6.0 Key Expiry Alert Threshold

This section outlines the rules for key expiry alerts on how many keys can be listed in each alert message and the total number of alert messages you can receive.

• Each alert message  can contain notifications for up to 50 expiring keys.

• For each configured alert, up to 11 alert messages will be sent for expiring keys.

  • The first 10 messages will each contain information about 50 expiring keys, totalling 500 keys.

  • The 11th message will include information about any remaining expiring keys.      

For example, if you select 1 day and 30 days option, then at maximum 11 x 2 = 22 alert messages will be sent.

7.0 Key Expiration Timezone Considertion

You must note that all key expiration alerts are based on GMT (Greenwich Mean Time), regardless of the user’s location or local timezone. This means that, even if you are in a different timezone, the alerts for key expiration will follow GMT for consistency across all Fortanix DSM environments.
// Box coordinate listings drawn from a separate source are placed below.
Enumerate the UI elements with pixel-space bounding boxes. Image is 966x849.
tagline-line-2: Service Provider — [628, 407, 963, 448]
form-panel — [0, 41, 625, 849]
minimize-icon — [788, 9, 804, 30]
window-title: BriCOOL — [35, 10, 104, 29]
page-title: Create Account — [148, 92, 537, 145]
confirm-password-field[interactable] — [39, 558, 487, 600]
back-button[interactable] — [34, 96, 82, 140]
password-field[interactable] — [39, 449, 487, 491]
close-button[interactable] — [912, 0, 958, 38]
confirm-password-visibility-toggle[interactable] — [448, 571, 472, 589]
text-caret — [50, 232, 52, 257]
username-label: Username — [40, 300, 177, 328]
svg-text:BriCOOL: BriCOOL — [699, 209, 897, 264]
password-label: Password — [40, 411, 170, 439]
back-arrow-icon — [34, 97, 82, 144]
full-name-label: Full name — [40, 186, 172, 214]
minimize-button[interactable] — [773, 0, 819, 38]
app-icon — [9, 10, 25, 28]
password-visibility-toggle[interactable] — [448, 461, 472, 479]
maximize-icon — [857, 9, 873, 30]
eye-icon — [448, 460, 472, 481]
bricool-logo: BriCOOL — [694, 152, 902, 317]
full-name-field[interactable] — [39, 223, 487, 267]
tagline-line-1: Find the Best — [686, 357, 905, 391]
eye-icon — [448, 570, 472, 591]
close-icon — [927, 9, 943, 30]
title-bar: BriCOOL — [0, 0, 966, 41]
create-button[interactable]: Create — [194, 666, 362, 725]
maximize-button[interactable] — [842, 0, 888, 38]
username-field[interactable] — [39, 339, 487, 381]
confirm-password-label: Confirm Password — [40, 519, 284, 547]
Alerts will be sent out starting from 2:00 AM GMT.

This standardized approach ensures uniform alert timing and helps users manage expirations accurately, no matter their location.

8.0 Appendix

This section describes the Splunk Server configuration steps with corresponding screenshots:

If you are using an HTTPS connection, update the Global Settings as follows:

• Select the Enable SSL check box.

• Select the Default Source Type as dsm_audit.

  

• Set the Port Number on the Splunk server used to generate the Custom CA Certificate.

  

• Ensure that the Index value in the Fortanix DSM Splunk Log Management Integration form matches the Default Index value in Splunk.